A resistor pulling on the source is a bad idea. It will modulate the current in the jfet and cause distortion. Yes, I am repeating myself. Further. if the input is line level, say you have 800mv into 50 ohms. That is 16ma, which exceeds the IDSS of the jfet, so you have enhanced it.
BF862s have high enough transconductance to use them either way up, at least if they come from the same wafer--the transconductance is around
30 mS, so the typical I_DSS spread isn't big enough to cause a lot of gate current to flow if the top one gets enhanced a bit. (For a product you'd add a source resistor to the bottom one, but it wouldn't have to be very big.)
When you don't care too much about the offset voltage, e.g. in a current-feedback TIA design, you can save some parts that way. JFET followers running into low noise bipolar op amps are the bee's knees for a lot of low-noise jobs.
The OP was using 2N3370. The BF862 is really impressive. If you go through the LTC app notes, they toss the part in a lot of circuits. Kind of power hungry, but you know the expression about having to break a few eggs.
So you use the BF862 to get low bias current, then hit the BJT for gain? Off the top of my head, that sums the noise of the two devices in RMS fashion, i.e. without gain with the fet, the BJT sees alll the jfet noise.
Sure, but when running a BF862 single ended into an ADA4898 bipolar op amp, the total is something like sqrt(0.8**2+0.9**2) = 1.2 nV/sqrt(Hz), and if you bootstrap the JFET, you can get < 1 pF of input capacitance and tens-of-picoamp input currents. That combo is good for a lot of ills, especially with a capacitive- or current-feedback design.

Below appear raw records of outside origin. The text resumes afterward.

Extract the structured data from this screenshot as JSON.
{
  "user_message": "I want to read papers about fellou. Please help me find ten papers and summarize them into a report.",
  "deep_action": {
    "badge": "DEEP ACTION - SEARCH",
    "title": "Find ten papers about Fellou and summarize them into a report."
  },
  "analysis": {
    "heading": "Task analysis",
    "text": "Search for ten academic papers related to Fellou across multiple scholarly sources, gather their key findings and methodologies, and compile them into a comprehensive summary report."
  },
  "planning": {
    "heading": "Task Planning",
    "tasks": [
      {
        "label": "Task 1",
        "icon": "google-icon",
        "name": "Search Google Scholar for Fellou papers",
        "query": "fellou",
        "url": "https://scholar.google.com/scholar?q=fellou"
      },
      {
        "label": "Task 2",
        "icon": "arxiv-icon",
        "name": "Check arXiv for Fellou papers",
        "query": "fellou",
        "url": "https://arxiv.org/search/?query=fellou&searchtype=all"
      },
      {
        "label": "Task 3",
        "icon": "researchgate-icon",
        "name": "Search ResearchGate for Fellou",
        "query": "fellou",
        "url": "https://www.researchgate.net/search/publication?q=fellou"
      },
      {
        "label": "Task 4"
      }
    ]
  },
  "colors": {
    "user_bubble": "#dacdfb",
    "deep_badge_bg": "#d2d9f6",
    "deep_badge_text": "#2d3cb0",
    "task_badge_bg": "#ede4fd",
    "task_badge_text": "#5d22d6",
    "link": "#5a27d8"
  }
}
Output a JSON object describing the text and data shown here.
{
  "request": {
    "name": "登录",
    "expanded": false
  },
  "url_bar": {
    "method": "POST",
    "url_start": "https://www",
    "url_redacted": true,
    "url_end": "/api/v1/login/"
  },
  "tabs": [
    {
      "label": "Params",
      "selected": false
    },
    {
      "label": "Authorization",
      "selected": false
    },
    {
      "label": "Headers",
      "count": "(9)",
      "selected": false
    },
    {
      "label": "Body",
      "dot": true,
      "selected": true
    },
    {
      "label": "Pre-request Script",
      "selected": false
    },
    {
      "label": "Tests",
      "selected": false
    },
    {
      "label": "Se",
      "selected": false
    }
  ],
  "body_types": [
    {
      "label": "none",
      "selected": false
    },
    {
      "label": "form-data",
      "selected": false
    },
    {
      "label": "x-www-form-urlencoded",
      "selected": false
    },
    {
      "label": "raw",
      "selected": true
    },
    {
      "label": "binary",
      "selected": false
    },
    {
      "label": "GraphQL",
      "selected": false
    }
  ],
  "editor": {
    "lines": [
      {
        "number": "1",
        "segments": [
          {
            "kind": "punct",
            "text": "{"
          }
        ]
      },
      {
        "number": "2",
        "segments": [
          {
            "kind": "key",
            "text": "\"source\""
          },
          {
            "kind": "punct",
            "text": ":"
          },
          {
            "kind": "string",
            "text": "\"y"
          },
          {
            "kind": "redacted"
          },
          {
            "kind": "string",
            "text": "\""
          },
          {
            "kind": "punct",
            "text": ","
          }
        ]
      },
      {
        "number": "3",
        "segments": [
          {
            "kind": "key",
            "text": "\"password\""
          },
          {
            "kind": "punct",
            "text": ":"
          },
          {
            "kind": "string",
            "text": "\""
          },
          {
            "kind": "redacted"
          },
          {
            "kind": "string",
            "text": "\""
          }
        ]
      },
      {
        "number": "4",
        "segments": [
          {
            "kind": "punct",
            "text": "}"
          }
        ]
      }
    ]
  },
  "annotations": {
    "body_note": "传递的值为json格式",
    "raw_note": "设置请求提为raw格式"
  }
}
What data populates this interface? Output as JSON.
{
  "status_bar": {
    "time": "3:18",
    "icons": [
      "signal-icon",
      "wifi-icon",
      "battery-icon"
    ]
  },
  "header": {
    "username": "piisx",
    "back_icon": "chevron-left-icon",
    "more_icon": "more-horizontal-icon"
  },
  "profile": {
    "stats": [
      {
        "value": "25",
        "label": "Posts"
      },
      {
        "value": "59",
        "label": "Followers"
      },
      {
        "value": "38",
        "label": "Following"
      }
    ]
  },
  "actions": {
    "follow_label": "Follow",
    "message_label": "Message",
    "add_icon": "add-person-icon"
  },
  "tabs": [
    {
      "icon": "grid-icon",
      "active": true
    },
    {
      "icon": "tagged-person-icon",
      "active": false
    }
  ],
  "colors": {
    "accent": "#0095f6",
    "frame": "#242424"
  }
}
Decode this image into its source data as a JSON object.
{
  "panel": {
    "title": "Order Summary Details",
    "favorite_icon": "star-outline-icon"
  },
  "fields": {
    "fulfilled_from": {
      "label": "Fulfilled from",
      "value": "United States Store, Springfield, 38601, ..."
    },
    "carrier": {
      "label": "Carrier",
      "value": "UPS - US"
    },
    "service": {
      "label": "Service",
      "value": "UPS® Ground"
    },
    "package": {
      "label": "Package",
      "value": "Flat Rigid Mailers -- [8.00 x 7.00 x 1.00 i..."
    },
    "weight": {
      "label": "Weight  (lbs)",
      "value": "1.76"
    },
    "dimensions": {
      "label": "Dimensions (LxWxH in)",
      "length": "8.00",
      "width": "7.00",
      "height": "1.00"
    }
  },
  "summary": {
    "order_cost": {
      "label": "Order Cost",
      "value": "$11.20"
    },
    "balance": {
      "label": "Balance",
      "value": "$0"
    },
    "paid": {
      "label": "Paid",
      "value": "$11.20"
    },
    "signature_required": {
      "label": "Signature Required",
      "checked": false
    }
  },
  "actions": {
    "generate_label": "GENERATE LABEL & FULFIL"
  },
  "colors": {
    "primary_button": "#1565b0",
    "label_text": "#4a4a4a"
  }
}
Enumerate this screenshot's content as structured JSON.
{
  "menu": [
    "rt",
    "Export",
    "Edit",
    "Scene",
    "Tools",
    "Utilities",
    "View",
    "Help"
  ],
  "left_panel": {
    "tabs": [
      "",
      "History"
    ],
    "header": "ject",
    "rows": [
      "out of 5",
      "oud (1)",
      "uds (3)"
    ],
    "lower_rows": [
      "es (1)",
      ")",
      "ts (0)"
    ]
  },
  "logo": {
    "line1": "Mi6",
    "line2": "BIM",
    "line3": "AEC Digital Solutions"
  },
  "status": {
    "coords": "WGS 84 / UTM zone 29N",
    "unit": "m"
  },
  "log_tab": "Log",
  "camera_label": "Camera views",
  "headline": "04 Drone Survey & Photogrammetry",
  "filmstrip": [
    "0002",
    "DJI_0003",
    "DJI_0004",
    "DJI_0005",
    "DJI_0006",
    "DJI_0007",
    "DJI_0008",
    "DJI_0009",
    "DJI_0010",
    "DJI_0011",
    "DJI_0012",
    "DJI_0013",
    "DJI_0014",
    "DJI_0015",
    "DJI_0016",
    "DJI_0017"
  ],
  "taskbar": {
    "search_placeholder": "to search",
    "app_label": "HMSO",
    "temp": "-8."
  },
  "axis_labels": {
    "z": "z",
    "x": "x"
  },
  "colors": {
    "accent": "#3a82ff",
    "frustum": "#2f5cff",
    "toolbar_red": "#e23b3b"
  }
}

If you over-bootstrap the fet drain, I suppose you can get to zero gate capacitance, and even take out a bit of PCB parasitics. I suppose there will be a small noise penalty, since whatever amp drives the bootstrap will add a little noise of its own.
That works fine if you don't overdo it. I've also used a little bit of negative capacitance from the op amp output to the FET input. Since the BF862/ADA4898 combo wants to be noninverting anyway, it's easy to do--a small cap from output to input.
Any of those sorts of tricks that use only signal-path nodes can't improve the SNR, they only change the frequency response. Stuff hung off the side (e.g. bootstrapping a cascode, or bootstrapping the bootstrap) can improve the SNR as well as the frequency response. (Not exactly a free lunch, maybe a 25% off coupon.)
Over-bootstrapping is an off-to-the-side trick, so it probably has lower noise than ordinary negative capacitors, but it does add circuit complexity right at the high-Z stage, where you really want simple behaviour.
One thing I've never tried is a small negative conductance in the source load, e.g. -300 ohms (vs +30 for the small signal source resistance). That would make the follower's gain slightly greater than 1, so the C_GS contribution would go negative. Since C_GS is much bigger than C_DG, it might be easier to tweak while maintaining stability. I don't know if the nonlinearity of C_GS would be a problem there.
Normally it's part of an integrating servo, in which case I don't care much about the offset, or else there's another op amp off to the side snooping the summing junction and adjusting the current sink on the source to exactly I_DSS. That raises the noise at low frequency a bit, but the 1/f corner of the JFET is around 100 Hz anyway, so usually you don't really notice it.